En premier lieu, il résulte de ce qui précède que M. B... n’est pas fondé à demander l’annulation de la décision portant refus de titre de séjour. Dès lors, le moyen tiré de ce que la décision portant obligation de quitter le territoire français devrait être annulée en raison de l’illégalité de la décision portant refus de titre de séjour doit être écarté.

En deuxième lieu, l’autorité administrative ne peut légalement prendre une obligation de quitter le territoire français à l'encontre d'un étranger que si ce dernier se trouve en situation irrégulière au regard des règles relatives à l'entrée et au séjour.
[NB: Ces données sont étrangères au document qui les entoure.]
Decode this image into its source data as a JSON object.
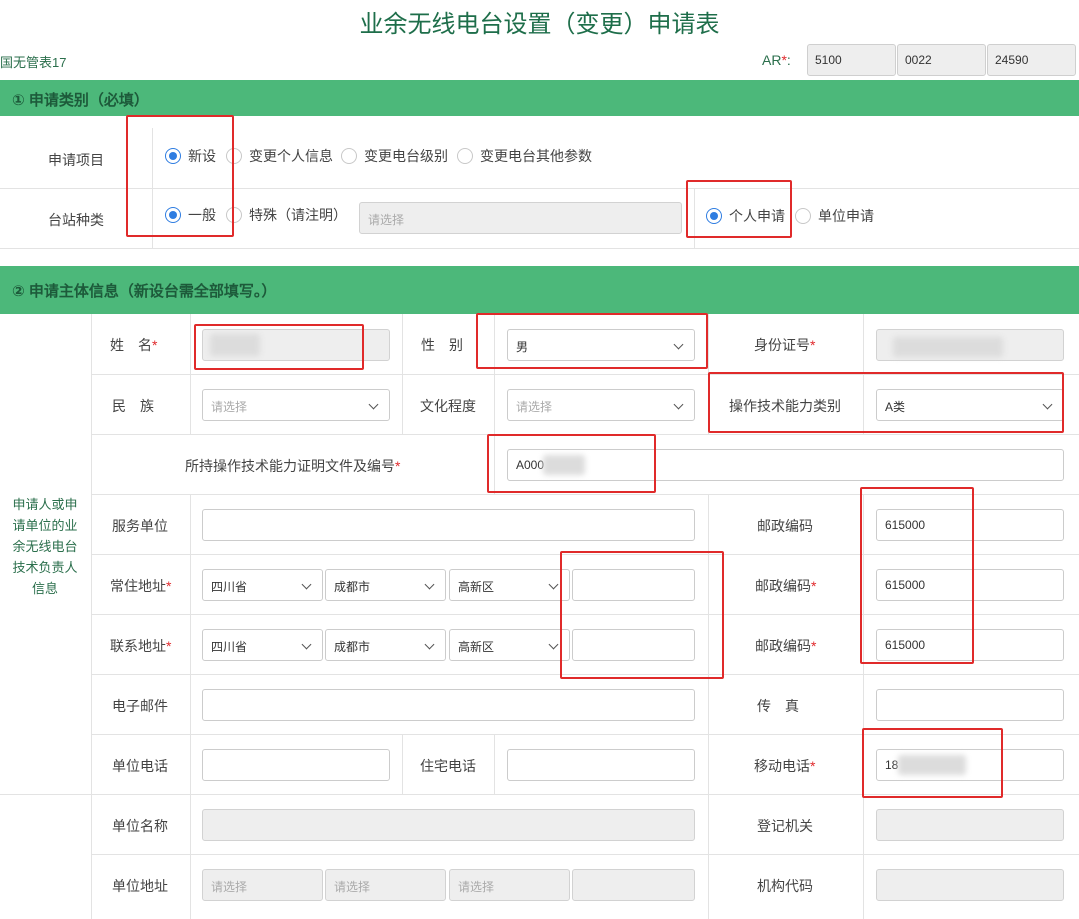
{
  "page": {
    "title": "业余无线电台设置（变更）申请表",
    "form_no": "国无管表17"
  },
  "ar": {
    "label": "AR",
    "required_mark": "*",
    "colon": ":",
    "values": [
      "5100",
      "0022",
      "24590"
    ]
  },
  "section1": {
    "title": "① 申请类别（必填）",
    "apply_item": {
      "label": "申请项目",
      "options": [
        "新设",
        "变更个人信息",
        "变更电台级别",
        "变更电台其他参数"
      ],
      "selected": "新设"
    },
    "station_type": {
      "label": "台站种类",
      "options": [
        "一般",
        "特殊（请注明）"
      ],
      "selected": "一般",
      "special_placeholder": "请选择"
    },
    "applicant_type": {
      "options": [
        "个人申请",
        "单位申请"
      ],
      "selected": "个人申请"
    }
  },
  "section2": {
    "title": "② 申请主体信息（新设台需全部填写。）",
    "side_label": "申请人或申请单位的业余无线电台技术负责人信息",
    "name": {
      "label": "姓　名",
      "value": ""
    },
    "gender": {
      "label": "性　别",
      "value": "男"
    },
    "id_number": {
      "label": "身份证号",
      "value": ""
    },
    "ethnicity": {
      "label": "民　族",
      "placeholder": "请选择"
    },
    "education": {
      "label": "文化程度",
      "placeholder": "请选择"
    },
    "op_class": {
      "label": "操作技术能力类别",
      "value": "A类"
    },
    "cert": {
      "label": "所持操作技术能力证明文件及编号",
      "value": "A000"
    },
    "employer": {
      "label": "服务单位",
      "value": ""
    },
    "employer_postcode": {
      "label": "邮政编码",
      "value": "615000"
    },
    "residence": {
      "label": "常住地址",
      "province": "四川省",
      "city": "成都市",
      "district": "高新区",
      "detail": "",
      "postcode_label": "邮政编码",
      "postcode": "615000"
    },
    "contact": {
      "label": "联系地址",
      "province": "四川省",
      "city": "成都市",
      "district": "高新区",
      "detail": "",
      "postcode_label": "邮政编码",
      "postcode": "615000"
    },
    "email": {
      "label": "电子邮件",
      "value": ""
    },
    "fax": {
      "label": "传　真",
      "value": ""
    },
    "work_phone": {
      "label": "单位电话",
      "value": ""
    },
    "home_phone": {
      "label": "住宅电话",
      "value": ""
    },
    "mobile": {
      "label": "移动电话",
      "value": "18"
    },
    "org_name": {
      "label": "单位名称",
      "value": ""
    },
    "reg_authority": {
      "label": "登记机关",
      "value": ""
    },
    "org_address": {
      "label": "单位地址",
      "placeholder": "请选择"
    },
    "org_code": {
      "label": "机构代码",
      "value": ""
    }
  },
  "colors": {
    "section_bg": "#4cb87a",
    "title_text": "#1e6e4a",
    "radio_selected": "#2f7de1",
    "required": "#e0292c",
    "annotation_box": "#e02a2a"
  }
}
Lorsque la loi prescrit que l'intéressé doit se voir attribuer de plein droit un titre de séjour, cette circonstance fait obstacle à ce qu'il puisse légalement faire l'objet d'une obligation de quitter le territoire français.

Il résulte de ce qui a été dit au point 7 que M. B... ne remplit pas les conditions pour se voir délivrer un titre de séjour sur le fondement du 7) de l’article 6 de l’accord franco-algérien du 27 décembre 1968. Dans ces conditions, le moyen tiré de l’erreur de droit doit être écarté.

En dernier lieu, pour les mêmes raisons que celles exposées au point 7, et alors que M. B... ne démontre pas, par la production d’articles et de rapports rédigés en des termes généraux, qu’il ne pourrait pas faire l’objet d’une prise en charge médicale en cas de retour dans son pays d’origine, où il a au demeurant bénéficié de soins entre son accident en 2010 et son arrivée en France en 2018, le moyen tiré de l’erreur manifeste d’appréciation doit être écarté.

Il résulte de tout ce qui précède que la requête de M. B... doit être rejetée, y compris ses conclusions à fin d’injonction sous astreinte et celles présentées sur le fondement des articles L. 761-1 du code de justice administrative et 37 de la loi du 10 juillet 1991.





D E C I D E :


Article 1er : La requête de M. B... est rejetée.

Article 2 : Le présent jugement sera notifié à M. A... B..., à Me Rochiccioli et au préfet de la Seine-Saint-Denis.

Délibéré après l’audience du 2 décembre 2025, à laquelle siégeaient :

- M. Guérin-Lebacq, président,
- M. Breton, premier conseiller,
- M. Bastian, conseiller.

Rendu public par mise à disposition au greffe le 16 décembre 2025.


Le rapporteur,

P. Bastian
Le président,

J.-M. Guérin-Lebacq


La greffière,





A. Kouadio Tiacoh

La République mande et ordonne au préfet de la Seine-Saint-Denis, ou tout préfet territorialement compétent, en ce qui le concerne ou à tous commissaires de justice à ce requis en ce qui concerne les voies de droit commun contre les parties privées, de pourvoir à l’exécution de la présente décision.